Chair reads “2024 elections”, papers on candidates backs reads “Once corrupt, but I’ve mended my ways”, “Scan me”.
Indonesia Corruption Watch (ICW) has found that at least 39 former graft convicts are on the General Elections Commission (KPU) provisional list of legislative candidates (caleg), which was released earlier this month.
Some political parties reportedly nominated the figures for their electoral prospects, saying they remained very popular despite their tainted records.
The candidates were able to be nominated thanks to two regulations issued by the KPU in April this year that allowed convicts whose right to run for public office had been temporarily stripped by the courts to register as candidates once their political rights had been reinstated.
They were not required to wait five years after their release from prison before signing up as legislative candidates as had previously been the case.

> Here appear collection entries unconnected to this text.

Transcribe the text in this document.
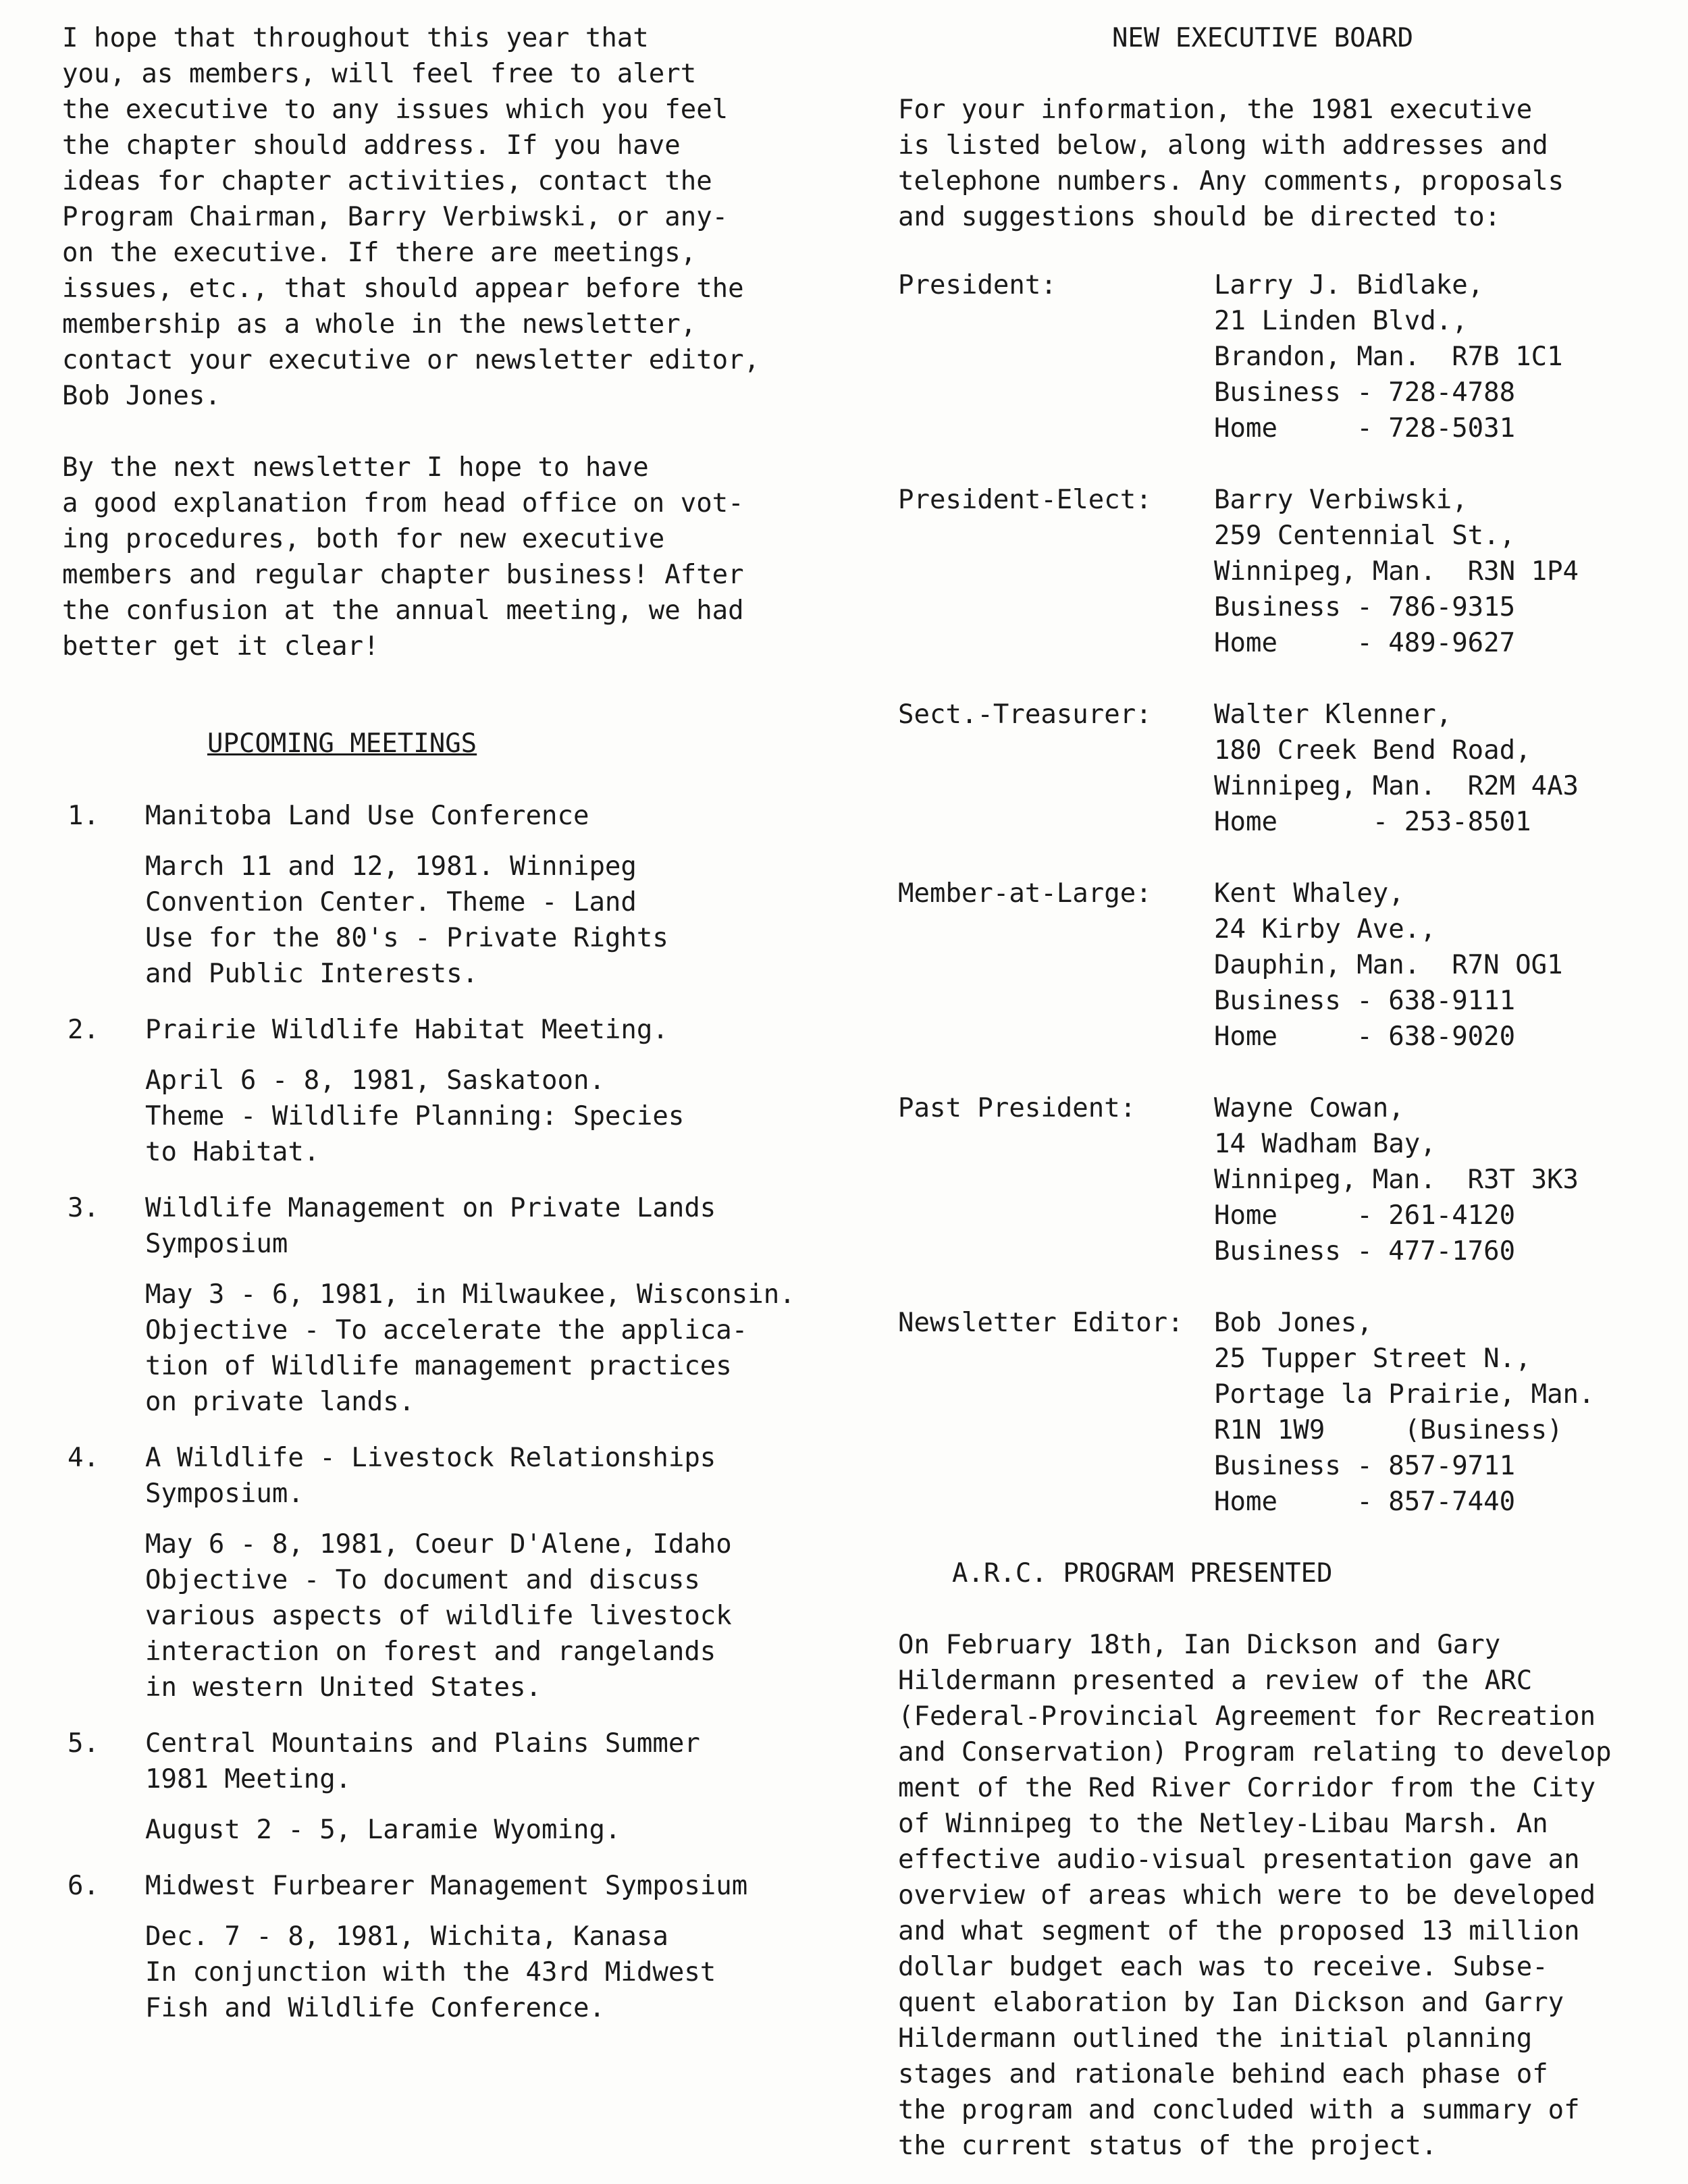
I hope that throughout this year that
you, as members, will feel free to alert
the executive to any issues which you feel
the chapter should address. If you have
ideas for chapter activities, contact the
Program Chairman, Barry Verbiwski, or any-
on the executive. If there are meetings,
issues, etc., that should appear before the
membership as a whole in the newsletter,
contact your executive or newsletter editor,
Bob Jones.

By the next newsletter I hope to have
a good explanation from head office on vot-
ing procedures, both for new executive
members and regular chapter business! After
the confusion at the annual meeting, we had
better get it clear!

UPCOMING MEETINGS

1. Manitoba Land Use Conference
March 11 and 12, 1981. Winnipeg
Convention Center. Theme - Land
Use for the 80's - Private Rights
and Public Interests.
2. Prairie Wildlife Habitat Meeting.
April 6 - 8, 1981, Saskatoon.
Theme - Wildlife Planning: Species
to Habitat.
3. Wildlife Management on Private Lands
Symposium
May 3 - 6, 1981, in Milwaukee, Wisconsin.
Objective - To accelerate the applica-
tion of Wildlife management practices
on private lands.
4. A Wildlife - Livestock Relationships
Symposium.
May 6 - 8, 1981, Coeur D'Alene, Idaho
Objective - To document and discuss
various aspects of wildlife livestock
interaction on forest and rangelands
in western United States.
5. Central Mountains and Plains Summer
1981 Meeting.
August 2 - 5, Laramie Wyoming.
6. Midwest Furbearer Management Symposium
Dec. 7 - 8, 1981, Wichita, Kanasa
In conjunction with the 43rd Midwest
Fish and Wildlife Conference.

NEW EXECUTIVE BOARD

For your information, the 1981 executive
is listed below, along with addresses and
telephone numbers. Any comments, proposals
and suggestions should be directed to:

President:	Larry J. Bidlake,
21 Linden Blvd.,
Brandon, Man.  R7B 1C1
Business - 728-4788
Home     - 728-5031
President-Elect:	Barry Verbiwski,
259 Centennial St.,
Winnipeg, Man.  R3N 1P4
Business - 786-9315
Home     - 489-9627
Sect.-Treasurer:	Walter Klenner,
180 Creek Bend Road,
Winnipeg, Man.  R2M 4A3
Home      - 253-8501
Member-at-Large:	Kent Whaley,
24 Kirby Ave.,
Dauphin, Man.  R7N OG1
Business - 638-9111
Home     - 638-9020
Past President:	Wayne Cowan,
14 Wadham Bay,
Winnipeg, Man.  R3T 3K3
Home     - 261-4120
Business - 477-1760
Newsletter Editor:	Bob Jones,
25 Tupper Street N.,
Portage la Prairie, Man.
R1N 1W9     (Business)
Business - 857-9711
Home     - 857-7440

A.R.C. PROGRAM PRESENTED

On February 18th, Ian Dickson and Gary
Hildermann presented a review of the ARC
(Federal-Provincial Agreement for Recreation
and Conservation) Program relating to develop
ment of the Red River Corridor from the City
of Winnipeg to the Netley-Libau Marsh. An
effective audio-visual presentation gave an
overview of areas which were to be developed
and what segment of the proposed 13 million
dollar budget each was to receive. Subse-
quent elaboration by Ian Dickson and Garry
Hildermann outlined the initial planning
stages and rationale behind each phase of
the program and concluded with a summary of
the current status of the project.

The KPU issued the two regulations despite the fact that the provisions contradict the 2017 Elections Law and two Constitutional Court rulings in 2022 and 2023, all of which stipulated that the five-year waiting period was applicable to all convicts without exception.
ICW researcher Kurnia Ramadhana said that the corruption convicts nominated were running both as members of the House of Representatives (DPR) as well as the Regional Representatives Council (DPD).
Ramadhana added that the ICW's findings are limited to a cluster of candidates running for the DPR and DPD. He warned that there could well be more former corruption convicts that are in the process of nominating themselves as Regional House of Representatives (DPRD) members at the provincial, regency and municipal level.
"ICW is again urging the General Elections Commission to immediately announce to the public the legal status of these potential caleg", Ramadhana said.